Obama wants the government to dominate the health care and energy economies. He’s proposed huge new taxes to help finance expansion of the federal government. More to the point, he would allow bankruptcy judges to abrogate contracts as part of his mortgage bailout. His automaker bailout contemplates the setting aside or revision of UAW contracts.
It is astonishing that these bonuses will be paid to executives at AIG’s financial products division, the unit that wrote trillions of dollars’ worth of credit-default swaps. AIG placed bets on derivative trades that it could not possibly pay off if it lost. This is called fraud. These bad bets were big enough to bring down the financial system.

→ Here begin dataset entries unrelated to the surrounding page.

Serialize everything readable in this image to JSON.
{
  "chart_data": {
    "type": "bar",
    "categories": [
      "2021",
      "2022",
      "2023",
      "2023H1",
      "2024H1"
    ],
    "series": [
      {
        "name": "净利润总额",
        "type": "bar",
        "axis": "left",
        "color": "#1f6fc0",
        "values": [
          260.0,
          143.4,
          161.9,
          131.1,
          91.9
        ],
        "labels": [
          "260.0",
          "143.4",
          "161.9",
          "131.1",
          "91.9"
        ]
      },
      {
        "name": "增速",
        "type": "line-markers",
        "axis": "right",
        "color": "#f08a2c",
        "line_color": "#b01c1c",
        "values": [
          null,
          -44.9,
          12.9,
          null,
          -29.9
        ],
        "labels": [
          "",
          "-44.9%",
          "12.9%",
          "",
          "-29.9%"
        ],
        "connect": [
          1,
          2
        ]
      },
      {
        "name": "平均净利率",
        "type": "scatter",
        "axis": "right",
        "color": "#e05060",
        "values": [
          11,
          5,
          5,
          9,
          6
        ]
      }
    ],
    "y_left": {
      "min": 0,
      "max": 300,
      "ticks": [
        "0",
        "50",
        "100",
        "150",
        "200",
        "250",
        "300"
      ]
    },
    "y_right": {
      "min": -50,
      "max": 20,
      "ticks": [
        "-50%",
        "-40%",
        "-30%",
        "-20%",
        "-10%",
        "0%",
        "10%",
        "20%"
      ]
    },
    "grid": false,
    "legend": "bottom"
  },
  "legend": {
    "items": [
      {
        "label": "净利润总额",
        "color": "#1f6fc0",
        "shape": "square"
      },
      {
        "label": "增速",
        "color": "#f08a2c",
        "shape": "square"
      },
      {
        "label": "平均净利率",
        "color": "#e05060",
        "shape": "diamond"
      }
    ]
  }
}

Instead of claiming they are powerless to stop the bonuses, the Obama administration should prosecute these criminal acts. Why haven’t the perpetrators been shown the door? Why has no one been shown a cell door?
The tally for AIG is now $175 billion with no end in sight. Obama should produce a plan to deal with the banking crisis. Throwing more taxpayer money at AIG and Citigroup as they lurch from crisis to crisis is not a plan. I am worried that by the time Obama and Timothy Geithner come up with a strategy, there will be no money left.
The AIG bailout is really a bailout of AIG’s counterparties, like Goldman Sachs. The populist rhetoric is a ruse. Obama and Geithner are the best friends failed Wall Street executives have ever had.